I like using the microwave to heat and de-frost food because it’s fast and convenient, but I haven’t actually used it to cook a dish. I have however tried 3 desserts using the microwave, but that will be for a different blog post.
I also avoid frying food. Especially deep-frying. I find that I’m sensitive to oily food and will feel sick if I eat too much of it (which isn’t that much). I don’t try to be THAT healthy, but my body just makes me.
Here are some very interesting and informative articles:
This article shows that these methods make the highest loss of antioxidant for:
- Cauliflower – don’t boil and microwave
- Peas – don’t boil
- Zucchini – don’t boil and fry
Green beans, beets, garlic – keep their antioxidant levels after most cooking treatments (boiling, pressure-cooking, baking, microwaving, griddling and frying).
Vegetables that increase their antioxidant levels after all cooking methods – Green beans (except after boiling), celery and carrots.
Artichoke – the only vegetable that kept its high antioxidant level during all cooking methods.
Griddle and microwave cooking helped maintain the highest levels of antioxidants, produced the lowest losses while “pressure-cooking and boiling [led] to the greatest losses”.
Boiling and steaming maintains the antioxidant compounds of vegetables.
Frying causes a significantly higher loss of antioxidants in comparison to the water-based cooking methods.
Now, I’m glad I don’t like frying and fried food, but my family loves french fries. Glad to find out that Microwave Pre-Cooking Of French Fries Reduces Cancer Chemicals
The discovery of acrylamide – a possible carcinogenic in humans — has led to much research being done to investigate the benefits of alternative cooking methods. Acrylamide forms during processes such as frying, baking and roasting where high-temperature and low-moisture conditions exist.
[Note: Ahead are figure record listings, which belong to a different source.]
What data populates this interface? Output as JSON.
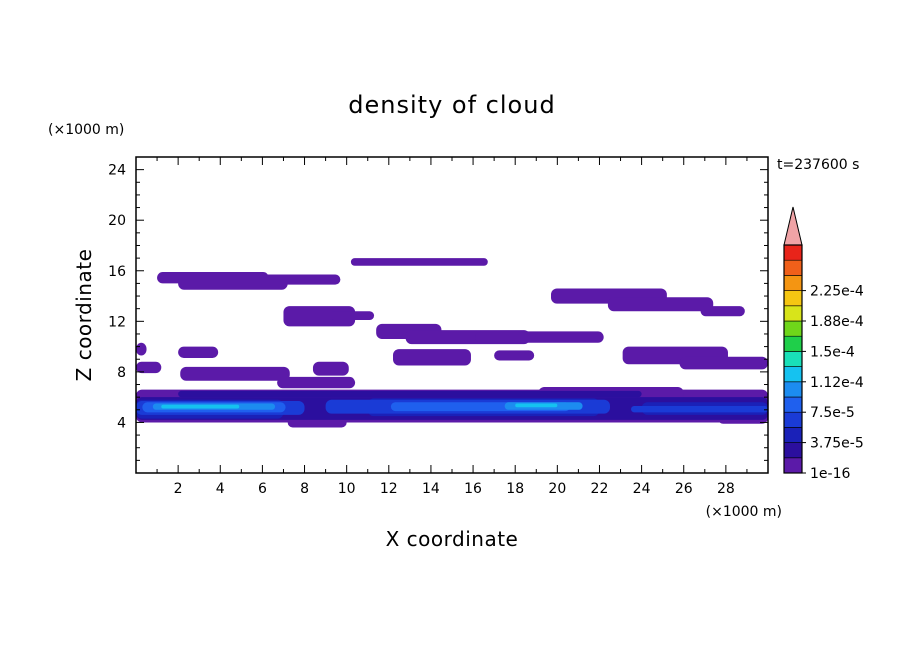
{
  "chart_data": {
    "type": "heatmap",
    "title": "density of cloud",
    "xlabel": "X coordinate",
    "ylabel": "Z coordinate",
    "x_unit": "(×1000 m)",
    "y_unit": "(×1000 m)",
    "time_label": "t=237600 s",
    "xlim": [
      0,
      30
    ],
    "ylim": [
      0,
      25
    ],
    "x_ticks": [
      2,
      4,
      6,
      8,
      10,
      12,
      14,
      16,
      18,
      20,
      22,
      24,
      26,
      28
    ],
    "y_ticks": [
      4,
      8,
      12,
      16,
      20,
      24
    ],
    "colorbar": {
      "labels": [
        "1e-16",
        "3.75e-5",
        "7.5e-5",
        "1.12e-4",
        "1.5e-4",
        "1.88e-4",
        "2.25e-4"
      ],
      "colors": [
        "#5b1aa8",
        "#2b0f9e",
        "#1a21b8",
        "#1a3bd6",
        "#1f60ee",
        "#1c8cf0",
        "#15c2f0",
        "#19e0b8",
        "#1fcf4a",
        "#6fd61a",
        "#d8e41a",
        "#f5c612",
        "#f49512",
        "#f0601a",
        "#e8241a"
      ],
      "extend_color": "#f0a3a6"
    },
    "layers": [
      {
        "level": 1,
        "regions": [
          {
            "x": [
              1.0,
              6.3
            ],
            "z": [
              15.0,
              15.9
            ]
          },
          {
            "x": [
              2.0,
              7.2
            ],
            "z": [
              14.5,
              15.6
            ]
          },
          {
            "x": [
              5.8,
              9.7
            ],
            "z": [
              14.9,
              15.7
            ]
          },
          {
            "x": [
              10.2,
              16.7
            ],
            "z": [
              16.4,
              17.0
            ]
          },
          {
            "x": [
              7.0,
              10.4
            ],
            "z": [
              11.6,
              13.2
            ]
          },
          {
            "x": [
              9.2,
              11.3
            ],
            "z": [
              12.1,
              12.8
            ]
          },
          {
            "x": [
              11.4,
              14.5
            ],
            "z": [
              10.6,
              11.8
            ]
          },
          {
            "x": [
              12.8,
              18.7
            ],
            "z": [
              10.2,
              11.3
            ]
          },
          {
            "x": [
              16.1,
              22.2
            ],
            "z": [
              10.3,
              11.2
            ]
          },
          {
            "x": [
              19.7,
              25.2
            ],
            "z": [
              13.4,
              14.6
            ]
          },
          {
            "x": [
              22.4,
              27.4
            ],
            "z": [
              12.8,
              13.9
            ]
          },
          {
            "x": [
              26.8,
              28.9
            ],
            "z": [
              12.4,
              13.2
            ]
          },
          {
            "x": [
              0.0,
              0.5
            ],
            "z": [
              9.3,
              10.3
            ]
          },
          {
            "x": [
              2.0,
              3.9
            ],
            "z": [
              9.1,
              10.0
            ]
          },
          {
            "x": [
              12.2,
              15.9
            ],
            "z": [
              8.5,
              9.8
            ]
          },
          {
            "x": [
              17.0,
              18.9
            ],
            "z": [
              8.9,
              9.7
            ]
          },
          {
            "x": [
              23.1,
              28.1
            ],
            "z": [
              8.6,
              10.0
            ]
          },
          {
            "x": [
              25.8,
              30.0
            ],
            "z": [
              8.2,
              9.2
            ]
          },
          {
            "x": [
              0.0,
              1.2
            ],
            "z": [
              7.9,
              8.8
            ]
          },
          {
            "x": [
              2.1,
              7.3
            ],
            "z": [
              7.3,
              8.4
            ]
          },
          {
            "x": [
              6.7,
              10.4
            ],
            "z": [
              6.7,
              7.6
            ]
          },
          {
            "x": [
              8.4,
              10.1
            ],
            "z": [
              7.7,
              8.8
            ]
          },
          {
            "x": [
              0.0,
              30.0
            ],
            "z": [
              4.0,
              6.6
            ]
          },
          {
            "x": [
              7.2,
              10.0
            ],
            "z": [
              3.6,
              4.4
            ]
          },
          {
            "x": [
              19.1,
              26.0
            ],
            "z": [
              4.3,
              6.8
            ]
          },
          {
            "x": [
              27.6,
              30.0
            ],
            "z": [
              3.9,
              5.1
            ]
          }
        ]
      },
      {
        "level": 2,
        "regions": [
          {
            "x": [
              0.0,
              30.0
            ],
            "z": [
              4.2,
              6.0
            ]
          },
          {
            "x": [
              2.0,
              24.0
            ],
            "z": [
              6.0,
              6.5
            ]
          }
        ]
      },
      {
        "level": 3,
        "regions": [
          {
            "x": [
              0.0,
              7.0
            ],
            "z": [
              4.3,
              5.8
            ]
          },
          {
            "x": [
              11.0,
              22.0
            ],
            "z": [
              4.5,
              5.9
            ]
          },
          {
            "x": [
              24.0,
              30.0
            ],
            "z": [
              4.6,
              5.6
            ]
          }
        ]
      },
      {
        "level": 4,
        "regions": [
          {
            "x": [
              0.0,
              8.0
            ],
            "z": [
              4.6,
              5.7
            ]
          },
          {
            "x": [
              9.0,
              22.5
            ],
            "z": [
              4.7,
              5.8
            ]
          },
          {
            "x": [
              23.5,
              30.0
            ],
            "z": [
              4.8,
              5.3
            ]
          }
        ]
      },
      {
        "level": 5,
        "regions": [
          {
            "x": [
              0.3,
              7.1
            ],
            "z": [
              4.8,
              5.6
            ]
          },
          {
            "x": [
              12.1,
              20.6
            ],
            "z": [
              4.9,
              5.6
            ]
          }
        ]
      },
      {
        "level": 6,
        "regions": [
          {
            "x": [
              0.8,
              6.6
            ],
            "z": [
              5.0,
              5.5
            ]
          },
          {
            "x": [
              17.5,
              21.2
            ],
            "z": [
              5.0,
              5.6
            ]
          }
        ]
      },
      {
        "level": 7,
        "regions": [
          {
            "x": [
              1.2,
              4.9
            ],
            "z": [
              5.1,
              5.4
            ]
          },
          {
            "x": [
              18.0,
              20.0
            ],
            "z": [
              5.2,
              5.5
            ]
          }
        ]
      }
    ]
  }
}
Although numerous studies have been conducted to explore the possibilities of reducing acrylamide levels in French fries, a team of researchers from Turkey has shown that by reducing the frying time and hence the acrylamide formation by microwave pre-cooking of potato strips prior to frying.
The researches showed that microwave application prior to frying resulted in a marked reduction of the acrylamide level in the surface region. When the potato strips were subjected to frying after a microwave pre-cooking step, acrylamide content in the whole potato strip was reduced by 36%, 41% and 60% for frying at 150, 170 and 190oC respectively.
“Microwaving French fries before cooking takes little time and in fact, microwave pre-cooked samples fried to the same degree of cooking appeared to have a more acceptable colour, probably due to the more gentle heat treatment they experienced during frying,” says lead author Koray Palazoglu, of the University of Mersin, Turkey.